IPOs are often issued by smaller, younger companies seeking capital to expand, but can also be done by large privately owned companies looking to become publicly traded. When a company lists its securities on a public exchange, the money paid by investors for the newly-issued shares goes directly to the company (in contrast to a later trade of shares on the exchange, where the money passes between investors). An IPO, therefore, allows a company to tap a wide pool of investors to provide it with capital for future growth, repayment of debt or working capital. IPO can be used as both a financing strategy and an exit strategy. In a financing strategy the main purpose of the IPO is to raise funds for the company. In an exit strategy for existing investors, IPOs may be used to offload equity holdings to the public through a public issue. A company selling common shares is never required to repay the capital to investors. Once a company is listed, it is able to issue additional common shares via a secondary offering, thereby again providing itself with capital for expansion without incurring any debt.
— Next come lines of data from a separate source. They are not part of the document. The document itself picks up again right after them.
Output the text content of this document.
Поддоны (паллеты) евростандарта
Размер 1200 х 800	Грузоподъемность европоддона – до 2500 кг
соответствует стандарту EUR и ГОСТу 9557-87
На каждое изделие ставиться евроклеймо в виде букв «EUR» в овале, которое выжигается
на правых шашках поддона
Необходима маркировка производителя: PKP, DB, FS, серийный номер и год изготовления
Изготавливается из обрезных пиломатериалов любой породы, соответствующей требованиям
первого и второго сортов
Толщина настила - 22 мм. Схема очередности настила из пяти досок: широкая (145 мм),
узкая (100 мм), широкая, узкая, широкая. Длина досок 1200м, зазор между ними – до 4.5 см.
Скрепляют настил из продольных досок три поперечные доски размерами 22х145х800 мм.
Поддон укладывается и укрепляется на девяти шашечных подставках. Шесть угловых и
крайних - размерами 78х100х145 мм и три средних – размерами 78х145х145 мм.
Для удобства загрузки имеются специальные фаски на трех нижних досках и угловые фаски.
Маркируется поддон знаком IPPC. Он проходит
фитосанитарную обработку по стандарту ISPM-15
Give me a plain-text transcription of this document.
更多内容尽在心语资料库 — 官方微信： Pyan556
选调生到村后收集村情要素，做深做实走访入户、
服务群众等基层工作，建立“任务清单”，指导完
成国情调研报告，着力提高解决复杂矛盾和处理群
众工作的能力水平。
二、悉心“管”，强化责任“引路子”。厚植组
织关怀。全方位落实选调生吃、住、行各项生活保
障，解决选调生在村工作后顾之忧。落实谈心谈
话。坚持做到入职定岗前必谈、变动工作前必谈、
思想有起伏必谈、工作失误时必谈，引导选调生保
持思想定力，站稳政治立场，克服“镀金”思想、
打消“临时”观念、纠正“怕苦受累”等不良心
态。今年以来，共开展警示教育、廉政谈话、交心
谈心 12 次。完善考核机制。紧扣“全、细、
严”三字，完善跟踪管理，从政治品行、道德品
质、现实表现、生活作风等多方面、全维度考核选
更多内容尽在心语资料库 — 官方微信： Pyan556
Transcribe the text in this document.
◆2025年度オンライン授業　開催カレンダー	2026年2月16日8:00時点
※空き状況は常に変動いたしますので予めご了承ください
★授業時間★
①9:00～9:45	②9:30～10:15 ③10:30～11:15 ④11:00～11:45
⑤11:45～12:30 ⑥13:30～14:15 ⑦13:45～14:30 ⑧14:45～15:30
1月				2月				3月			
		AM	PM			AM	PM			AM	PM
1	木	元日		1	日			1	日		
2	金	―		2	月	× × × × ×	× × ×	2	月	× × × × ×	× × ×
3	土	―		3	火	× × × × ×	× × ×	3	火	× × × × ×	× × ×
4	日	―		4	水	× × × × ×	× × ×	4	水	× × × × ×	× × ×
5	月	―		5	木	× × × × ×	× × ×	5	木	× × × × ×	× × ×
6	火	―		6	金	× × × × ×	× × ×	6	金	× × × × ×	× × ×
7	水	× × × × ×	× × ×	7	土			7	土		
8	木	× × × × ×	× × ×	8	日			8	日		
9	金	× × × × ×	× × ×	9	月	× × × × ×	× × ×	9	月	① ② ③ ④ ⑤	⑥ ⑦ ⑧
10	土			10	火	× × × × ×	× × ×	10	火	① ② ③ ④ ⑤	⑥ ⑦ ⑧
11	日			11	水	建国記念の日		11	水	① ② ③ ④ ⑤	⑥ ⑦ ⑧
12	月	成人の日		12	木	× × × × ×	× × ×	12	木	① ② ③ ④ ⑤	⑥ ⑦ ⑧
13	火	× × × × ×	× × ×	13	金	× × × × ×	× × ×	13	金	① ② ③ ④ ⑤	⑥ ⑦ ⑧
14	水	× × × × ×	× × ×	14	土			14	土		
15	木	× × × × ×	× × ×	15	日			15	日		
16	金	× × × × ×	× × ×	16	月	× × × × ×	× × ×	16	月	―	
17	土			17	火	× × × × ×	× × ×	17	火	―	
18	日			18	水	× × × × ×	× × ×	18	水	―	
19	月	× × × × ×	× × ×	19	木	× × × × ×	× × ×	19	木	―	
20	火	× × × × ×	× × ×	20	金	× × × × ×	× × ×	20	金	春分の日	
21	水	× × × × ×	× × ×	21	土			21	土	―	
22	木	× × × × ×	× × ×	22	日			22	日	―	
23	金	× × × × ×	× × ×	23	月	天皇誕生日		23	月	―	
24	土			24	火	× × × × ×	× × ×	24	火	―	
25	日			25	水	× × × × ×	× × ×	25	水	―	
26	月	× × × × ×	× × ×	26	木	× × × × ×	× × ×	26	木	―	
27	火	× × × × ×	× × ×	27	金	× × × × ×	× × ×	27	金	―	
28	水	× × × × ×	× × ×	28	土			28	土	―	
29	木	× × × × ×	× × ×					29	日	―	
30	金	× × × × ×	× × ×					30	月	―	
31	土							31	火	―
This ability to quickly raise large amounts of capital from the market is a key reason many companies seek to go public.
There are several benefits for being a public company, namely:
- Bolstering and diversifying equity base.
- Enabling cheaper access to capital.
- Exposure, prestige and public image.
- Attracting and retaining better management and employees through liquid equity participation.
- Facilitating acquisitions.
- Creating multiple financing opportunities: equity, convertible debt, cheaper bank loans, etc.
- Increased liquidity for equity holder.
The growing number of companies in the primary equity market represents the growth of the economy of the country itself. The growth of the primary equity market is remarkable in the developed countries. In the primary market, securities are issued on an exchange basis. The underwriters, that is, the investment banks, play an important role in this market: they set the initial price range for a particular share and then supervise the selling of that share. Investors can obtain news of upcoming shares only on the primary market. The issuing firm collects money, which is then used to finance its operations or expand business, by selling its shares. Before selling a security on the primary market, the firm must fulfill all the requirements regarding the exchange. After trading in the primary market the security will then enter the secondary market, where numerous trades happen every day. The primary market accelerates the process of capital formation in a country’s economy.